Question

The length of a rectangle is 3 M less than twice the width, and the area of the rectangle is 14m^2. Find the dimensions of the rectangle.Length= MWidth= M

Answer 1

Let's take l and w as the length and the width of the rectangle.

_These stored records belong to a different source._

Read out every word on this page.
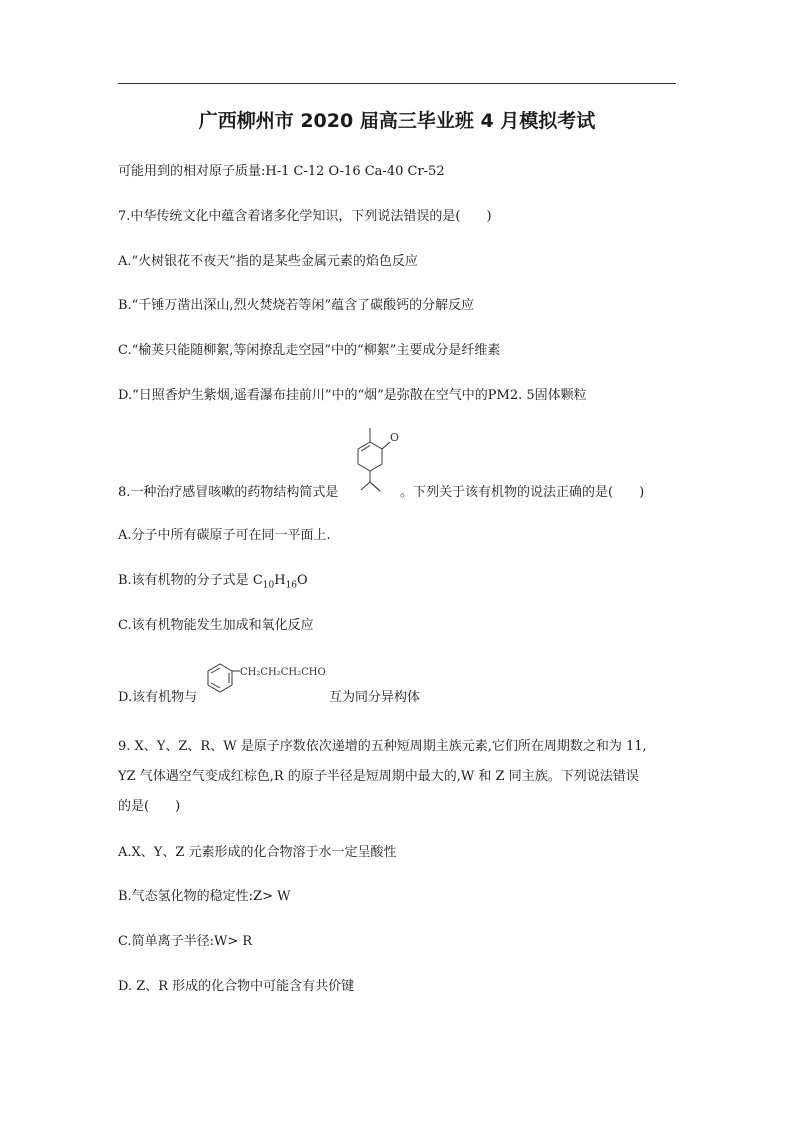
广西柳州市 2020 届高三毕业班 4 月模拟考试
可能用到的相对原子质量:H-1 C-12 O-16 Ca-40 Cr-52
7.中华传统文化中蕴含着诸多化学知识，下列说法错误的是(　　)
A.“火树银花不夜天”指的是某些金属元素的焰色反应
B.“千锤万凿出深山,烈火焚烧若等闲”蕴含了碳酸钙的分解反应
C.“榆荚只能随柳絮,等闲撩乱走空园”中的“柳絮”主要成分是纤维素
D.“日照香炉生紫烟,遥看瀑布挂前川”中的“烟”是弥散在空气中的PM2. 5固体颗粒
8.一种治疗感冒咳嗽的药物结构简式是
O
。下列关于该有机物的说法正确的是(　　)
A.分子中所有碳原子可在同一平面上.
B.该有机物的分子式是 $C_{10}H_{16}O$
C.该有机物能发生加成和氧化反应
D.该有机物与
CH₂CH₂CH₂CHO
互为同分异构体
9. X、Y、Z、R、W 是原子序数依次递增的五种短周期主族元素,它们所在周期数之和为 11,
YZ 气体遇空气变成红棕色,R 的原子半径是短周期中最大的,W 和 Z 同主族。下列说法错误
的是(　　)
A.X、Y、Z 元素形成的化合物溶于水一定呈酸性
B.气态氢化物的稳定性:Z> W
C.简单离子半径:W> R
D. Z、R 形成的化合物中可能含有共价键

According to the given information the length is 3 less than twice the width:

`l=2w-3`

And the area, which is the product of the length times the width is 14. Using the equation above, we can re write the formula for the area, this way:

`\begin{gathered} A=w\cdot l \\ 14=w\cdot(2w-3) \\ 14=2w^2-3w \\ 0=2w^2-3w-14 \end{gathered}`

Now, we have to solve the quadratic equation using the quadratic formula:

`\begin{gathered} w=\frac{-(-3)\pm\sqrt[]{(-3)^2-4(2)(-14)}}{2(2)} \\ w=\frac{3\pm\sqrt[]{9+112}}{4} \\ w=\frac{3\pm\sqrt[]{121}}{4} \\ w=(3\pm11)/(4) \\ w1=(14)/(4)=(7)/(2) \\ w2=-(8)/(4)=-2 \end{gathered}`

w has 2 values, but for this context, the logic value is 7/2. It means that the width of the rectangle is 7/2.

Now, we can use this value and the first equation to find the length:

`\begin{gathered} l=2w-3 \\ l=2((7)/(2))-3 \\ l=7-3 \\ l=4 \end{gathered}`

The length of the rectangle is 4 and the width is 7/2.